Hélas !


La imagen es de una representación de la ópera Santa Anna, de Carlos Fuentes,  en la que la Guerra de los Pasteles se libra, literalmente, entre pasteles que se avientan de pastelazos. Neta.

Nunca me ha tocado estar en un Año de México en ningún lado... como no sea en México, supongo. No sé si habrá habido alguna vez otro Año de México aparte del que, por lo visto, ya se cebó en Francia: ¿Año de México en Aruba? ¿Año de México en Libia? ¿En el Gabacho, siquiera? A mi ignorancia debo sumar las preguntas que es incapaz de responder mi pedestre imaginación: ¿como para qué servirá una cosa así? ¿Cómo se concibe? (Bueno, se sabe que la idea habría brotado de la simpatía mutua entre los jefes de Estado mexicano y francés, es decir: se les ocurrió a sendos gatos suyos, y luego aquéllos salieron a anunciar la celebración ensalzándola como una muestra recíproca de buena voluntad y blablablá). ¿Cómo se diseña? ¿Qué razonamientos dirigen la elección de los «representantes de la cultura nacional» a los que se invita y se paga para que viajen y formen parte de un programa de esta naturaleza? ¿Y los dineros, cómo se decidirán? Y los resultados, ¿hay algún modo de medirlos? Más allá, quiero decir, de las cantidades de franceses que se hubiera pretendido meter a oír por enésima vez a Carlos Fuentes; si el propósito era, como dice la Secretaría de Relaciones Exteriores al informar que México se retira con todo y canicas, «permitir al público francés conocer la diversidad y riqueza del patrimonio cultural de México y su dinamismo creativo», ¿cómo se sabe qué tanto ese público aprovecha el permiso y llega a conocer lo que se le pone delante?
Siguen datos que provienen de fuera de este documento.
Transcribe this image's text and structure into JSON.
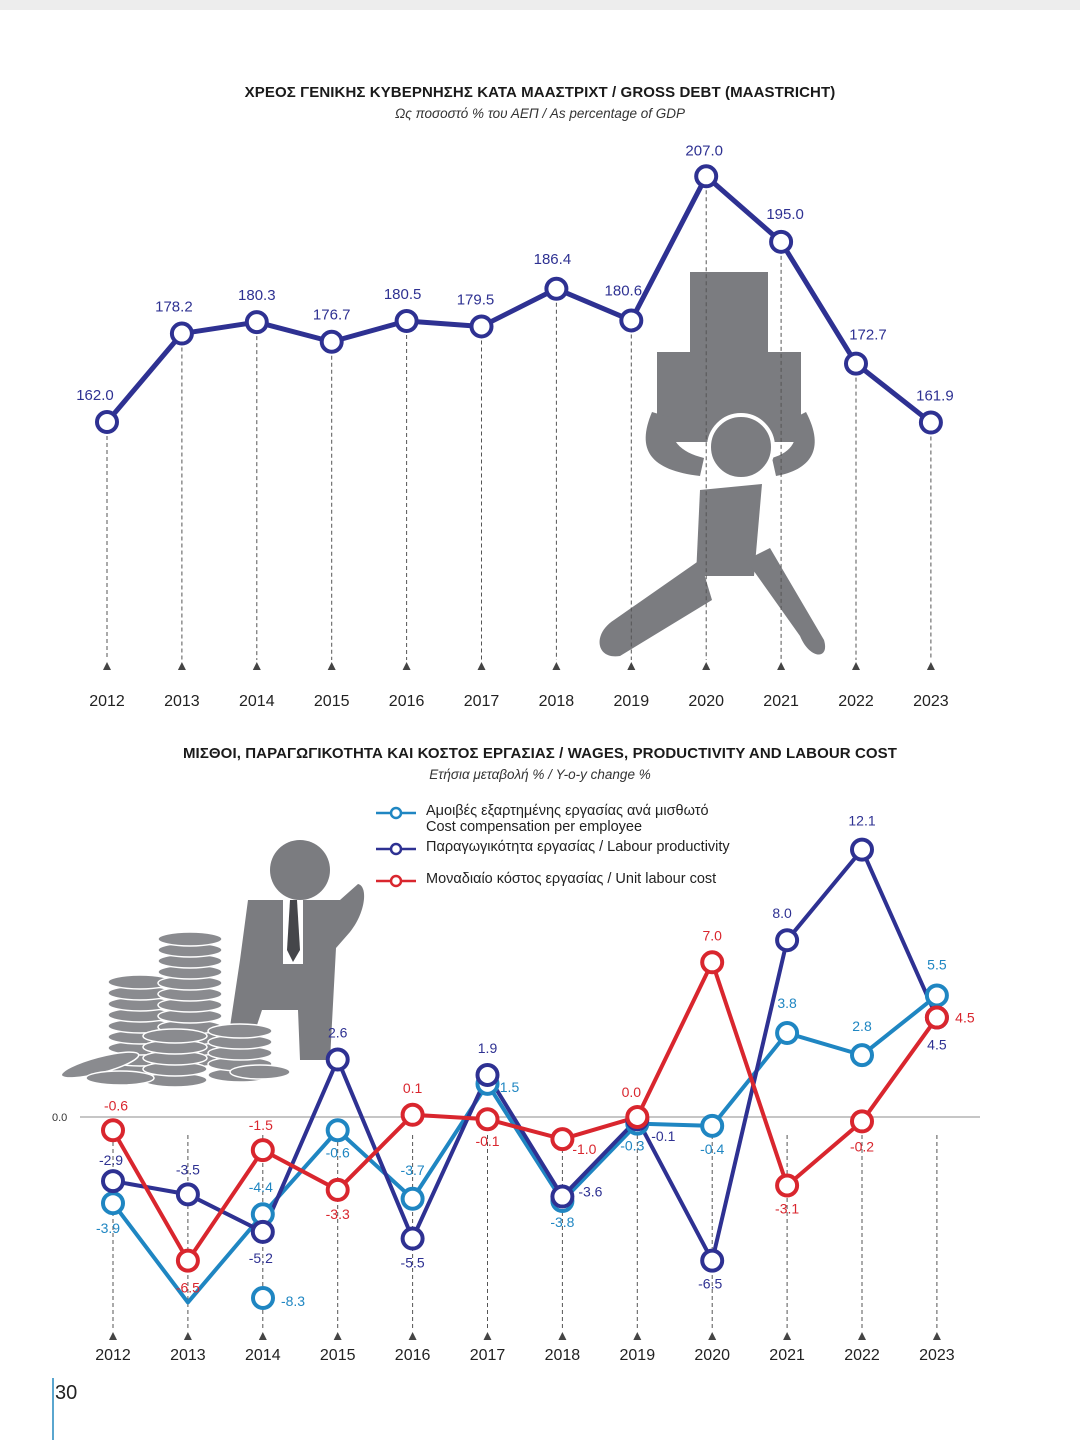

Y, en resumidas cuentas, ¿qué se ganaría con eso? Porque algo ha de ganarse, quiero creer. Nomás que no queda nunca claro qué.
       Bueno, ya sé que se privará a los franceses de una exposición de Rufino Tamayo, por ejemplo, y que en estas celebraciones megalómanas siempre termina habiendo algo que valga la pena —malgré tout, empezando por los organizadores. El problema es que algo como esa expo de Tamayo sólo parezca posible en la medida en que se enmarque en el capricho de Estado, la ocurrencia diplomática y la mezcolanza ineludible de cultura y promoción turística que suele caracterizar a semejantes inciativas de representación de México en el extranjero —que son, por lo demás, turismo para un puñado de agraciados, generalmente residentes en el Distrito Federal y generalmente los mismos de cada vez. Adornos para gobiernos que tienen poco o nada que presumir, como los actuales de Francia y de México; ocasiones de lucimiento en que menudean la frivolidad y la chapuza, y si algo sale mal, como que un presidente se emperre en no dejar emperrarse al otro: desencuentro, desazón (sobre todo en quienes no gozarán del tour), brotes de chovinismo de un lado y otro, resurrección de rencores (hay quien está viendo una reedición de la Guerra de los Pasteles), y tiempo y dinero desperdiciados —mientras, por ejemplo, no hay razones para creer que hayan mejorado las estadísticas que el Conaculta dio a conocer a fines del año pasado sobre las deplorables condiciones de la cultura en el país. Ya qué. ¿No querrán hacer el Año de México en Francia en México?

Publicado en la columna «La menor importancia», en Mural, el jueves 17 de febrero de 2011.